Should the Government Pay More for Cyber Talent?

January 7, 2017, 3:47 PM UTC
A man hold a wallet, filled with dollar bills.
Photograph by Thomas Trutschel—Photothek via Getty Images

A version of this post originally appeared in the Cyber Saturday edition of Data Sheet, Fortune’s daily tech newsletter.

A security engineer who goes by Aloria posed a blunt question on Twitter last week: “How the hell does the CISO [Chief Information Security Officer] of the FTC make less than I do..?” asked Aloria, who works for Tumblr — a place she describes as a “cat meme sharing site.”
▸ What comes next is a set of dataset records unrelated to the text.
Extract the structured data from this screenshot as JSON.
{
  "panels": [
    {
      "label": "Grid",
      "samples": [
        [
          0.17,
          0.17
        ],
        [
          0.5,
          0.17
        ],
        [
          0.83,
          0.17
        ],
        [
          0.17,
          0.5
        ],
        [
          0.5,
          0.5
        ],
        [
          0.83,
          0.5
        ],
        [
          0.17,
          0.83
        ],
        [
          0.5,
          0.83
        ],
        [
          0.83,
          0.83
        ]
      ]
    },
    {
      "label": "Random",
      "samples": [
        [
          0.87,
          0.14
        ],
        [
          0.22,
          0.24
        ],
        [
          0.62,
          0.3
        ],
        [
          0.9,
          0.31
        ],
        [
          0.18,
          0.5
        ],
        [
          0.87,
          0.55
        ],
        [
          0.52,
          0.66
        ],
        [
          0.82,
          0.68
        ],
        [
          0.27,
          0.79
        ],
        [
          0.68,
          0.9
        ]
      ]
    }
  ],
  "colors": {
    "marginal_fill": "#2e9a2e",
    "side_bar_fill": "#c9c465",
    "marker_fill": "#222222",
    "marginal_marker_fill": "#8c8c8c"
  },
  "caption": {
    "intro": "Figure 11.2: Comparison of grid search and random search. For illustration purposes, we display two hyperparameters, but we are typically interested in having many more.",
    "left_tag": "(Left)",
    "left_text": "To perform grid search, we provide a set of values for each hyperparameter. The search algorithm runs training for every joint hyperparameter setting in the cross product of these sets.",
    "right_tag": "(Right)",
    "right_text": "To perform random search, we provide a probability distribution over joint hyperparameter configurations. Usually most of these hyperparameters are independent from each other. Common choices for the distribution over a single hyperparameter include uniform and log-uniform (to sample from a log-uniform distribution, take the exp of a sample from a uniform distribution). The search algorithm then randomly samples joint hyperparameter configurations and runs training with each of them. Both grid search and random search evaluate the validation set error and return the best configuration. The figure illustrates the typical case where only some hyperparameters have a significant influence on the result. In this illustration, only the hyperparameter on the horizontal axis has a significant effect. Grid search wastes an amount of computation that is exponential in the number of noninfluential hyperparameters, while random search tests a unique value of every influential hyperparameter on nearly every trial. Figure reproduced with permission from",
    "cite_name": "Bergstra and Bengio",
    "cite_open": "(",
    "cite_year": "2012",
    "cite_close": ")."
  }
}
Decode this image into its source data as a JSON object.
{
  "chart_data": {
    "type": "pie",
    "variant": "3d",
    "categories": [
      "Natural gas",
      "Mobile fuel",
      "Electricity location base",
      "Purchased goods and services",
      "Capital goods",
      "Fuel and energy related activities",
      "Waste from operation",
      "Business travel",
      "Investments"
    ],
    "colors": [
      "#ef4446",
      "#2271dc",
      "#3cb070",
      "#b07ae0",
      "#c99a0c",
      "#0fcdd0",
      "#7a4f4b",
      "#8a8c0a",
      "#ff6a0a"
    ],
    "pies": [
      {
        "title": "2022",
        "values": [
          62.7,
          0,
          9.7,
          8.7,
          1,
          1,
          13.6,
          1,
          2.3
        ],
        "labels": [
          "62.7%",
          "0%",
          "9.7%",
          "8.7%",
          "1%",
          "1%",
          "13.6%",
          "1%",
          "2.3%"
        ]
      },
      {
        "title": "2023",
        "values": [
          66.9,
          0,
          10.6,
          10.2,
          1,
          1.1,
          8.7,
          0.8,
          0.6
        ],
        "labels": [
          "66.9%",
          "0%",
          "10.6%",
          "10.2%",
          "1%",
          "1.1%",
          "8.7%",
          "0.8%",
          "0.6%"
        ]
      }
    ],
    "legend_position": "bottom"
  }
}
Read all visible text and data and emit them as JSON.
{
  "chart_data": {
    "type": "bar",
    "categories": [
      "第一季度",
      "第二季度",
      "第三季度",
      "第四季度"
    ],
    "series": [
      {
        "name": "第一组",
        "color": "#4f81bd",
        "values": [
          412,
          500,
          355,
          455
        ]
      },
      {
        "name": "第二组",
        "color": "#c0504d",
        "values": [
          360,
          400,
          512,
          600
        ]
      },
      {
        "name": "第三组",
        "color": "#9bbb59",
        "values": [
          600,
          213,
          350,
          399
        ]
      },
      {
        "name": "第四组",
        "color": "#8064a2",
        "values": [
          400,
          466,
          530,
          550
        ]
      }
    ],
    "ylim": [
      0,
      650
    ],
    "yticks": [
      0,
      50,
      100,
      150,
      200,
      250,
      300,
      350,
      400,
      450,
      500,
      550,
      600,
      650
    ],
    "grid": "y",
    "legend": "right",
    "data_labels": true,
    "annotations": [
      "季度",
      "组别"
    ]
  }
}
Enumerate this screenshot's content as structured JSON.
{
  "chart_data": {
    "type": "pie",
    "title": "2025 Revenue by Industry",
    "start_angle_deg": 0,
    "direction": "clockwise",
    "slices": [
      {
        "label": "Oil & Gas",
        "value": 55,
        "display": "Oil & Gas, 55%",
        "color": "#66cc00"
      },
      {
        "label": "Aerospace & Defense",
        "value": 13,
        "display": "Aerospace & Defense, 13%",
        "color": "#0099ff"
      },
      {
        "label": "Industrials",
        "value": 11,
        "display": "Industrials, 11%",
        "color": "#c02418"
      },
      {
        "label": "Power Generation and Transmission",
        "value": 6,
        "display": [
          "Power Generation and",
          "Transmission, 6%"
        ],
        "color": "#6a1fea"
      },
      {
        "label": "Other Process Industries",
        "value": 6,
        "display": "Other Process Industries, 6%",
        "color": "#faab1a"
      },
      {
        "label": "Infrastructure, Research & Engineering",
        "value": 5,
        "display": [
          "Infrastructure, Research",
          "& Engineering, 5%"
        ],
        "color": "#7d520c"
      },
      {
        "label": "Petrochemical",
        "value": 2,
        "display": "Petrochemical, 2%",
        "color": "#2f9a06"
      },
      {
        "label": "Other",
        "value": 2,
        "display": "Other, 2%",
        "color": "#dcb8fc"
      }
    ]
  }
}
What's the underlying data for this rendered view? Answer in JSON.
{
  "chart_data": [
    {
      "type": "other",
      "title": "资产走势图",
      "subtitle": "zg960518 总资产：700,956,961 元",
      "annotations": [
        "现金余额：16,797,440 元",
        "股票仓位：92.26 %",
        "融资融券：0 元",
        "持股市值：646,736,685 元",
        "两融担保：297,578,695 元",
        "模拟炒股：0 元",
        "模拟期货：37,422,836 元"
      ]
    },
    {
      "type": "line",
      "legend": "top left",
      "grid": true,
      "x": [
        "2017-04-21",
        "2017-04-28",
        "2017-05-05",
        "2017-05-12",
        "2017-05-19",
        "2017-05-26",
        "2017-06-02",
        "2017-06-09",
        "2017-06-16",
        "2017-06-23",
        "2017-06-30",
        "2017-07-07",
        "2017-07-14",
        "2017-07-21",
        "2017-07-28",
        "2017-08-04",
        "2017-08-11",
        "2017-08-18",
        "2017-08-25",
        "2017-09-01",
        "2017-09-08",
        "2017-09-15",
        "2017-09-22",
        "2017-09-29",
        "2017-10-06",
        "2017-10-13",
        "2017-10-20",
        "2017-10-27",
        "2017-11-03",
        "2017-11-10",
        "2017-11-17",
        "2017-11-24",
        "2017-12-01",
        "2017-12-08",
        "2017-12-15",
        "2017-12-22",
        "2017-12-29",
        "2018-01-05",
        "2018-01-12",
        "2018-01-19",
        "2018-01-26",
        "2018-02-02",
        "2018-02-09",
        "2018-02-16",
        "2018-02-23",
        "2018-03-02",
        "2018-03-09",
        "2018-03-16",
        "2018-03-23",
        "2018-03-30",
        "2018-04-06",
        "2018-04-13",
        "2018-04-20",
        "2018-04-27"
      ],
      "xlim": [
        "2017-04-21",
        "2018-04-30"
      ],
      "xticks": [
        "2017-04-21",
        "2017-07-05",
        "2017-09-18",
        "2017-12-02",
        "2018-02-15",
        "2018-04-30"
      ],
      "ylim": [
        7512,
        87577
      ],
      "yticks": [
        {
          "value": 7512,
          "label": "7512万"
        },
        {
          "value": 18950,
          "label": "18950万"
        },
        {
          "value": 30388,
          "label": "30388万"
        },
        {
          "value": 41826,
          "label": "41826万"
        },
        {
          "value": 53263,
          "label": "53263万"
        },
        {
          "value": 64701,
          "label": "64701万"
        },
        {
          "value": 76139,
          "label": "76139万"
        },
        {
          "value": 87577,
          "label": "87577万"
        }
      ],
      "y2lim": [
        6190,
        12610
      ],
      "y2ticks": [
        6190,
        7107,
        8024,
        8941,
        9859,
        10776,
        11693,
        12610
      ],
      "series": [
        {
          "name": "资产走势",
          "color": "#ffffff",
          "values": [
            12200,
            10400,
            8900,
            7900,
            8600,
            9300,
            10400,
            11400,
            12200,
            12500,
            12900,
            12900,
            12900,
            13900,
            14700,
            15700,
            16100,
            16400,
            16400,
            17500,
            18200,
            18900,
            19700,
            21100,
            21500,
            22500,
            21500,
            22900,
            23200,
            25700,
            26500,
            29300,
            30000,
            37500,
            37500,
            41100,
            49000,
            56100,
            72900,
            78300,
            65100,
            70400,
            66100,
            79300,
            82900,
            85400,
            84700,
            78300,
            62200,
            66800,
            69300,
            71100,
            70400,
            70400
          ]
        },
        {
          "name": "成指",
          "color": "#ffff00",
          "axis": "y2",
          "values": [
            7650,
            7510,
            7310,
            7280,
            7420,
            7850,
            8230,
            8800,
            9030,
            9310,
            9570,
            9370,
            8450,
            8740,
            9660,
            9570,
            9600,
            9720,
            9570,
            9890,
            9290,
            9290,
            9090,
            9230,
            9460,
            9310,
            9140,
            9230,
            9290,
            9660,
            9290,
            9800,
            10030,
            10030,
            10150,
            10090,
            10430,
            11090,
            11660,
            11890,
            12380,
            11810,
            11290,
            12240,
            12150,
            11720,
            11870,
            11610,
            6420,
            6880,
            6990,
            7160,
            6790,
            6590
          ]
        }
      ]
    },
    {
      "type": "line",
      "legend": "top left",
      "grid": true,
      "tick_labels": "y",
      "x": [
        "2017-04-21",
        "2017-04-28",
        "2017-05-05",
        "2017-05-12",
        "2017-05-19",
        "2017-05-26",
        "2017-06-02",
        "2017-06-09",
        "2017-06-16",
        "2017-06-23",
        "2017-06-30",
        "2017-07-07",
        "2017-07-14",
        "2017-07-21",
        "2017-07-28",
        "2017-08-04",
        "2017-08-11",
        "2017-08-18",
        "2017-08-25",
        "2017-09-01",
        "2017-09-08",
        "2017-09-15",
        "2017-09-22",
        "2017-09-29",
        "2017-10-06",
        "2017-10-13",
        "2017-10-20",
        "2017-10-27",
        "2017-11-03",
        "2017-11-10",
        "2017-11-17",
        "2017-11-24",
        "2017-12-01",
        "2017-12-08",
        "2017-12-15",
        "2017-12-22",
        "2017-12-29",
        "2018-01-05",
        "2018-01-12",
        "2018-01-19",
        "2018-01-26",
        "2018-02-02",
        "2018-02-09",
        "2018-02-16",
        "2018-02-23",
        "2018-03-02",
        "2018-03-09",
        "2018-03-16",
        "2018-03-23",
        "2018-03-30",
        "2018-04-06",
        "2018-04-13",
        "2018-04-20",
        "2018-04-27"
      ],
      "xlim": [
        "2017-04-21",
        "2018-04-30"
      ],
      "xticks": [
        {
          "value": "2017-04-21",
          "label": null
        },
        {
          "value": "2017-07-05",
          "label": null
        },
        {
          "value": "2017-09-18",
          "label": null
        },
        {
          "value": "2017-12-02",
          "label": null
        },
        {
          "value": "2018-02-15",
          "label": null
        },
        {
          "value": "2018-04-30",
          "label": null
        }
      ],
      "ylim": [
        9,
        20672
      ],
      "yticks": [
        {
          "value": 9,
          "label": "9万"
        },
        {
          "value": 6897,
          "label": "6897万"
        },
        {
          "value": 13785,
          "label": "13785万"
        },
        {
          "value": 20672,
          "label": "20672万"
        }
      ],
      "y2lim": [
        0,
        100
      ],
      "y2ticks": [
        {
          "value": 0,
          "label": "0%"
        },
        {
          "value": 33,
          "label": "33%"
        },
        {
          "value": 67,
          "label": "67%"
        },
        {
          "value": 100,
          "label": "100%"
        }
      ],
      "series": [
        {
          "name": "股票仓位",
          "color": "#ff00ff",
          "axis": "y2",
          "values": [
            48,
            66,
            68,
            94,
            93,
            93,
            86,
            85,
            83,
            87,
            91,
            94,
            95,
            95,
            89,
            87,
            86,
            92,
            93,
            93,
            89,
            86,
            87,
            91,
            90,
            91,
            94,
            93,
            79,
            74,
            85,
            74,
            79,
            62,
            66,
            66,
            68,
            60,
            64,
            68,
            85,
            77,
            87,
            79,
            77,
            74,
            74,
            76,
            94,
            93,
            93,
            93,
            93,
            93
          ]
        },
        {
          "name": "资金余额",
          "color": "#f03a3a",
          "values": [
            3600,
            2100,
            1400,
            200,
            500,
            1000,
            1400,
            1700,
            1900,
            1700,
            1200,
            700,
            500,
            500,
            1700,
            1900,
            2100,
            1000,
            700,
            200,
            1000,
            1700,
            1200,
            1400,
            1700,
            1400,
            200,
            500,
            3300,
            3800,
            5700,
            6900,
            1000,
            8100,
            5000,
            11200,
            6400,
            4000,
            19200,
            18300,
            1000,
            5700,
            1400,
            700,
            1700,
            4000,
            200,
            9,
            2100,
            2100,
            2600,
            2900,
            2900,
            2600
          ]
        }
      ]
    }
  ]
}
Aloria’s tweet, included a link to a job opening at the federal consumer protection agency, which promises to pay up to $160,000 for a CISO. In response, I questioned (perhaps impolitely) whether the point was a fair one. After all, the FTC is the public sector and, for many Americans, $160K would be a very fine salary to live in Washington, DC.

But suffice to say Twitter sided with Aloria in no uncertain terms. A group of security types piped up and said, in effect, “you get what you pay for, and no CISO worth her salt is going to take a big pay cut to muck around at some agency—that’s why government IT is so crummy.” Meanwhile, a recent report suggests the median CISO salary is $204,000 nationwide, and $225,000 in Washington.

I understand the argument, but am still not sure I agree. First, the government is never going to compete with the private sector on wages. All it can offer is some prestige (perhaps) and a sense of public mission. And even if we agree the FTC should pay more, who among you would like to pay more tax to make it happen? I thought so. And keep in mind, this is one security officer at one agency. Any proposed pay raise would also have to be replicated for specialized jobs across the civil service.

Meanwhile, Geoff Belknap, the chief security officer of business messaging service Slack joined in to argue that it takes money to attract crucial skills —and that the “more tax” argument is too simplistic.

So there you have it. The debate remains open. We’ll see how President Trump addresses this perceived security skill shortage in government.